When I was an infant my mother, who already had seven children, gave me to my childless aunt to raise as her own child. Then when I was nine years old my father came to my elementary school in Tehran and forcefully took me back to live with him, my birth mother, and siblings in Ahvaz, a town miles away from Tehran. I was happy being an only child to my loving aunt and it was traumatic to be forced into living with my birth family, I hardly knew. This trauma led me to reading books to find answers to my questions. In turn reading led me to writing. In writing I could give shape to incidents that were painful, seemed meaningless or random, chaotic. I found that even if I wrote about a depressing subject, the process itself made me happy. Writing then became an ingrained habit, a need.
Name your writing influences (writers, books, teachers, etc.).
When I was in high school, I found a bookstore with books by European and American writers in translation. I read almost everything I found in translation—work by Dostoyevsky, Chekhov, Hemingway, Balzac. Of course, I also read books by Iranian writers. I probably absorbed some of the techniques used by the writers I read. I can’t say I was influenced by a particular writer.
One of my composition teachers in high school liked the pieces I handed in for assignments. She was unusual in that she believed women should have a voice and not settle for prescribed roles in the male dominated world I grew up in. She was a big influence on me, both in her encouragement of my writing and my development as a more independent person.
When and where do you write?
I try to write three hours in the morning. If appointments stop me from writing in the morning then I write in the afternoon. I like working at home. So I just go to my desk and start writing.
What are you working on now?
I am putting together a short story collection, that includes a novella. Also I am working on a novel.
Have you ever suffered from writer’s block?
No, I haven’t had a writer’s block, but in general I write slowly. I usually become interested in a particular character or theme and then it takes me a few revisions before I even know what details in the story would convey what I am trying to develop.
What’s your advice to new writers?
If you become too self-critical, you may get a writer’s block. It’s best to just put words on the page, until something clicks. Then be prepared to revise until you are satisfied with the outcome of your story or whatever you are writing. It is also important to read a lot. Reading can inspire you and also show you some techniques that you may not already have.

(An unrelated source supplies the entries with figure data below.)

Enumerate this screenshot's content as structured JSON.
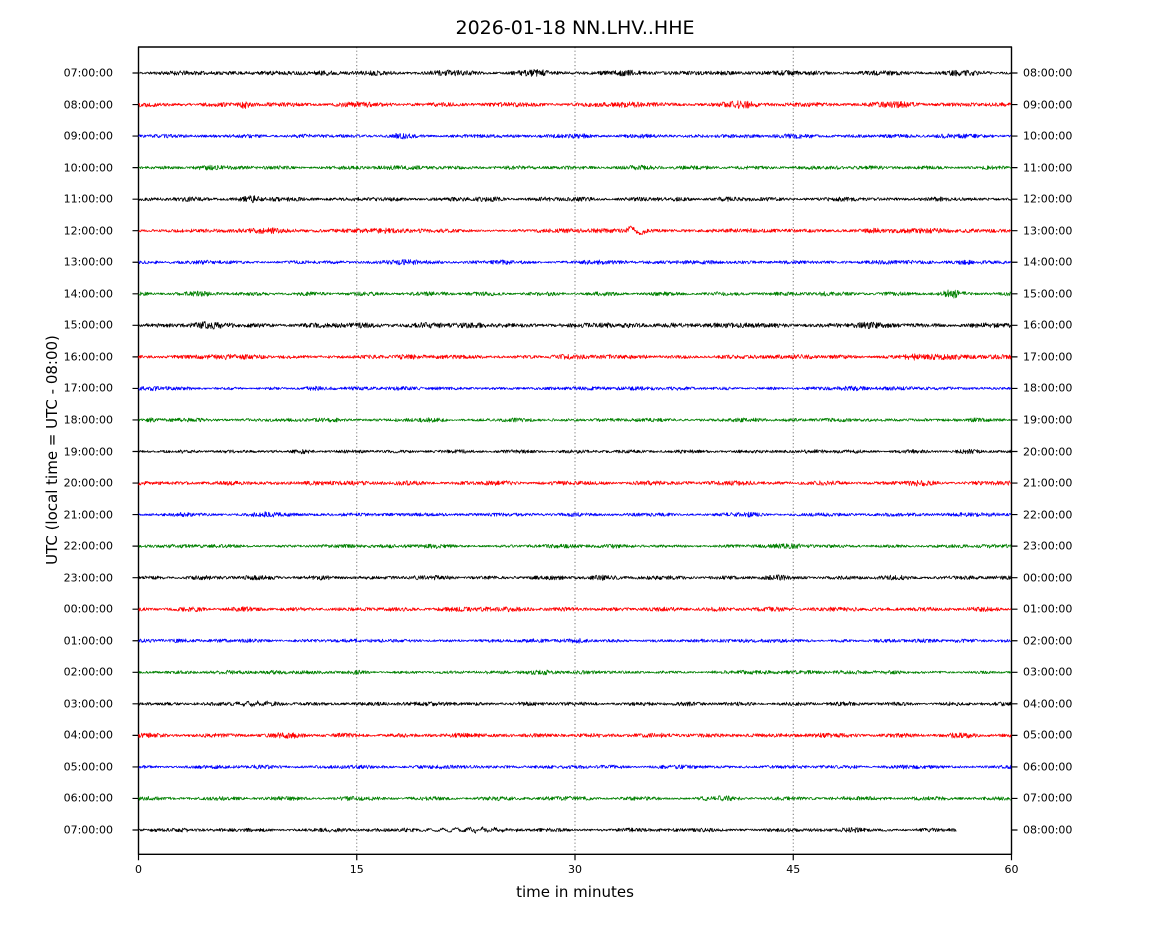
{
  "chart_data": {
    "type": "line",
    "variant": "seismogram-helicorder-dayplot",
    "title": "2026-01-18 NN.LHV..HHE",
    "date": "2026-01-18",
    "stream_id": "NN.LHV..HHE",
    "xlabel": "time in minutes",
    "ylabel": "UTC (local time = UTC - 08:00)",
    "x_range_minutes": [
      0,
      60
    ],
    "x_tick_minutes": [
      0,
      15,
      30,
      45,
      60
    ],
    "x_tick_labels": [
      "0",
      "15",
      "30",
      "45",
      "60"
    ],
    "grid_minutes": [
      15,
      30,
      45
    ],
    "grid_style": "dotted",
    "minutes_per_line": 60,
    "trace_count": 25,
    "color_cycle": [
      "#000000",
      "#ff0000",
      "#0000ff",
      "#008000"
    ],
    "rows": [
      {
        "left": "07:00:00",
        "right": "08:00:00",
        "color": "#000000",
        "amp": 2.4,
        "seed": 11,
        "end": 60,
        "bursts": [
          [
            13,
            1.2,
            0.4
          ],
          [
            21,
            1.2,
            0.4
          ],
          [
            27.5,
            1.5,
            0.5
          ],
          [
            34,
            1.2,
            0.4
          ],
          [
            44.5,
            1,
            0.35
          ],
          [
            56,
            1.2,
            0.4
          ]
        ]
      },
      {
        "left": "08:00:00",
        "right": "09:00:00",
        "color": "#ff0000",
        "amp": 2.4,
        "seed": 22,
        "end": 60,
        "bursts": [
          [
            7.3,
            0.5,
            1.0
          ],
          [
            14,
            1,
            0.35
          ],
          [
            33.5,
            1.5,
            0.5
          ],
          [
            41.5,
            1.5,
            0.6
          ],
          [
            52.5,
            1.5,
            0.5
          ]
        ]
      },
      {
        "left": "09:00:00",
        "right": "10:00:00",
        "color": "#0000ff",
        "amp": 2.0,
        "seed": 33,
        "end": 60,
        "bursts": [
          [
            18,
            1,
            0.4
          ],
          [
            30.5,
            1,
            0.4
          ],
          [
            44,
            1.5,
            0.45
          ],
          [
            55.5,
            1.5,
            0.4
          ]
        ]
      },
      {
        "left": "10:00:00",
        "right": "11:00:00",
        "color": "#008000",
        "amp": 2.0,
        "seed": 44,
        "end": 60,
        "bursts": [
          [
            4.5,
            1,
            0.7
          ],
          [
            20,
            1.5,
            0.4
          ],
          [
            34.5,
            1.5,
            0.45
          ],
          [
            48,
            1,
            0.3
          ]
        ]
      },
      {
        "left": "11:00:00",
        "right": "12:00:00",
        "color": "#000000",
        "amp": 2.2,
        "seed": 55,
        "end": 60,
        "bursts": [
          [
            7.7,
            0.9,
            1.1
          ],
          [
            24,
            1.5,
            0.3
          ],
          [
            40,
            1,
            0.3
          ]
        ]
      },
      {
        "left": "12:00:00",
        "right": "13:00:00",
        "color": "#ff0000",
        "amp": 2.3,
        "seed": 66,
        "end": 60,
        "bursts": [
          [
            9,
            1.5,
            0.5
          ],
          [
            17,
            1,
            0.3
          ],
          [
            50.5,
            1.5,
            0.5
          ]
        ],
        "events": [
          {
            "kind": "wiggle",
            "minute": 34.2,
            "width": 0.9,
            "amp": 5
          }
        ]
      },
      {
        "left": "13:00:00",
        "right": "14:00:00",
        "color": "#0000ff",
        "amp": 2.0,
        "seed": 77,
        "end": 60,
        "bursts": [
          [
            18.3,
            1,
            0.5
          ],
          [
            25,
            1,
            0.3
          ],
          [
            31,
            1,
            0.4
          ],
          [
            42,
            1,
            0.3
          ],
          [
            56.5,
            1.5,
            0.4
          ]
        ]
      },
      {
        "left": "14:00:00",
        "right": "15:00:00",
        "color": "#008000",
        "amp": 2.0,
        "seed": 88,
        "end": 60,
        "bursts": [
          [
            4.5,
            1.5,
            0.5
          ],
          [
            21,
            1,
            0.3
          ],
          [
            47,
            1.5,
            0.4
          ],
          [
            55.9,
            0.9,
            1.2
          ]
        ]
      },
      {
        "left": "15:00:00",
        "right": "16:00:00",
        "color": "#000000",
        "amp": 2.7,
        "seed": 99,
        "end": 60,
        "bursts": [
          [
            5,
            1.5,
            0.4
          ],
          [
            20,
            1.5,
            0.4
          ],
          [
            37,
            1.5,
            0.3
          ],
          [
            50,
            1,
            0.3
          ]
        ]
      },
      {
        "left": "16:00:00",
        "right": "17:00:00",
        "color": "#ff0000",
        "amp": 2.3,
        "seed": 110,
        "end": 60,
        "bursts": [
          [
            6,
            1,
            0.4
          ],
          [
            29,
            1,
            0.3
          ],
          [
            53.2,
            1,
            0.8
          ],
          [
            54.8,
            1,
            0.7
          ]
        ]
      },
      {
        "left": "17:00:00",
        "right": "18:00:00",
        "color": "#0000ff",
        "amp": 1.9,
        "seed": 121,
        "end": 60,
        "bursts": [
          [
            1.5,
            1,
            0.5
          ],
          [
            12,
            1,
            0.3
          ],
          [
            30,
            1,
            0.3
          ],
          [
            48.5,
            1.5,
            0.45
          ]
        ]
      },
      {
        "left": "18:00:00",
        "right": "19:00:00",
        "color": "#008000",
        "amp": 1.9,
        "seed": 132,
        "end": 60,
        "bursts": [
          [
            0.8,
            0.8,
            0.6
          ],
          [
            13,
            1,
            0.4
          ],
          [
            20.5,
            1,
            0.4
          ],
          [
            45,
            1,
            0.3
          ]
        ]
      },
      {
        "left": "19:00:00",
        "right": "20:00:00",
        "color": "#000000",
        "amp": 1.8,
        "seed": 143,
        "end": 60,
        "bursts": [
          [
            11.5,
            1,
            0.5
          ],
          [
            23,
            1,
            0.3
          ],
          [
            46.5,
            1,
            0.5
          ],
          [
            57,
            1,
            0.4
          ]
        ]
      },
      {
        "left": "20:00:00",
        "right": "21:00:00",
        "color": "#ff0000",
        "amp": 2.2,
        "seed": 154,
        "end": 60,
        "bursts": [
          [
            14.5,
            1.5,
            0.5
          ],
          [
            25,
            1,
            0.3
          ],
          [
            39.5,
            1,
            0.4
          ],
          [
            54,
            1.5,
            0.4
          ]
        ]
      },
      {
        "left": "21:00:00",
        "right": "22:00:00",
        "color": "#0000ff",
        "amp": 1.9,
        "seed": 165,
        "end": 60,
        "bursts": [
          [
            8.5,
            1.5,
            0.5
          ],
          [
            30,
            1,
            0.3
          ],
          [
            42,
            1,
            0.3
          ],
          [
            56,
            1.5,
            0.5
          ]
        ]
      },
      {
        "left": "22:00:00",
        "right": "23:00:00",
        "color": "#008000",
        "amp": 1.9,
        "seed": 176,
        "end": 60,
        "bursts": [
          [
            20.5,
            1.5,
            0.5
          ],
          [
            33,
            1,
            0.3
          ],
          [
            45,
            1.5,
            0.4
          ]
        ]
      },
      {
        "left": "23:00:00",
        "right": "00:00:00",
        "color": "#000000",
        "amp": 2.1,
        "seed": 187,
        "end": 60,
        "bursts": [
          [
            8,
            1.5,
            0.4
          ],
          [
            19,
            1,
            0.3
          ],
          [
            31.5,
            1.5,
            0.5
          ],
          [
            44,
            1,
            0.3
          ],
          [
            52,
            1,
            0.3
          ]
        ]
      },
      {
        "left": "00:00:00",
        "right": "01:00:00",
        "color": "#ff0000",
        "amp": 2.2,
        "seed": 198,
        "end": 60,
        "bursts": [
          [
            4,
            1,
            0.3
          ],
          [
            23.5,
            2,
            0.6
          ],
          [
            42.5,
            1.5,
            0.4
          ],
          [
            49,
            1,
            0.3
          ]
        ]
      },
      {
        "left": "01:00:00",
        "right": "02:00:00",
        "color": "#0000ff",
        "amp": 1.9,
        "seed": 209,
        "end": 60,
        "bursts": [
          [
            7.5,
            1.2,
            0.5
          ],
          [
            30.5,
            1,
            0.4
          ],
          [
            44,
            1,
            0.3
          ]
        ]
      },
      {
        "left": "02:00:00",
        "right": "03:00:00",
        "color": "#008000",
        "amp": 1.9,
        "seed": 220,
        "end": 60,
        "bursts": [
          [
            15,
            1,
            0.3
          ],
          [
            28,
            1,
            0.3
          ],
          [
            41.5,
            1.5,
            0.5
          ],
          [
            51,
            1,
            0.3
          ]
        ]
      },
      {
        "left": "03:00:00",
        "right": "04:00:00",
        "color": "#000000",
        "amp": 2.0,
        "seed": 231,
        "end": 60,
        "bursts": [
          [
            21,
            1.5,
            0.4
          ],
          [
            35,
            1,
            0.3
          ]
        ],
        "events": [
          {
            "kind": "wave",
            "minute": 8,
            "width": 4,
            "amp": 1.4,
            "cycles": 6
          }
        ]
      },
      {
        "left": "04:00:00",
        "right": "05:00:00",
        "color": "#ff0000",
        "amp": 2.2,
        "seed": 242,
        "end": 60,
        "bursts": [
          [
            10.5,
            1.5,
            0.5
          ],
          [
            22,
            1,
            0.3
          ],
          [
            36,
            1,
            0.3
          ],
          [
            47,
            1,
            0.4
          ],
          [
            56.5,
            1,
            0.5
          ]
        ]
      },
      {
        "left": "05:00:00",
        "right": "06:00:00",
        "color": "#0000ff",
        "amp": 1.9,
        "seed": 253,
        "end": 60,
        "bursts": [
          [
            8.5,
            1,
            0.4
          ],
          [
            19,
            1,
            0.3
          ],
          [
            33,
            1,
            0.3
          ],
          [
            49,
            1,
            0.3
          ]
        ]
      },
      {
        "left": "06:00:00",
        "right": "07:00:00",
        "color": "#008000",
        "amp": 2.0,
        "seed": 264,
        "end": 60,
        "bursts": [
          [
            14,
            1,
            0.3
          ],
          [
            28,
            1.5,
            0.4
          ],
          [
            40.5,
            1.5,
            0.4
          ],
          [
            51,
            1,
            0.3
          ]
        ]
      },
      {
        "left": "07:00:00",
        "right": "08:00:00",
        "color": "#000000",
        "amp": 2.0,
        "seed": 275,
        "end": 56.2,
        "bursts": [
          [
            49,
            1,
            0.3
          ]
        ],
        "events": [
          {
            "kind": "wave",
            "minute": 22.5,
            "width": 9,
            "amp": 1.5,
            "cycles": 10
          }
        ]
      }
    ]
  }
}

Nahid Rachlin (http://www.nahidrachlin.com) went to Columbia University Writing Program on a Doubleday-Columbia Fellowship and then to Stanford University MFA program on a Stegner Fellowship. Her publications include a memoir, PERSIAN GIRLS (Penguin), four novels, JUMPING OVER FIRE (City Lights), FOREIGNER (W.W. Norton), MARRIED TO A STRANGER (E.P.Dutton-Penguin), THE HEART'S DESIRE (City Lights), and a collection of short stories, VEILS (City Lights). Her individual short stories have appeared in more than fifty magazines and of her stories was adopted by Symphony Space, “Selected Shorts,” and was aired on NPR’s around the country. She has been judge for several fiction awards and competitions, among them, Grace Paley Prize in Short Fiction (2015) sponsored by AWP, Maureen Egen Writers Exchange Award sponsored by Poets & Writers. She has taught at Barnard College, Yale University and the New School University.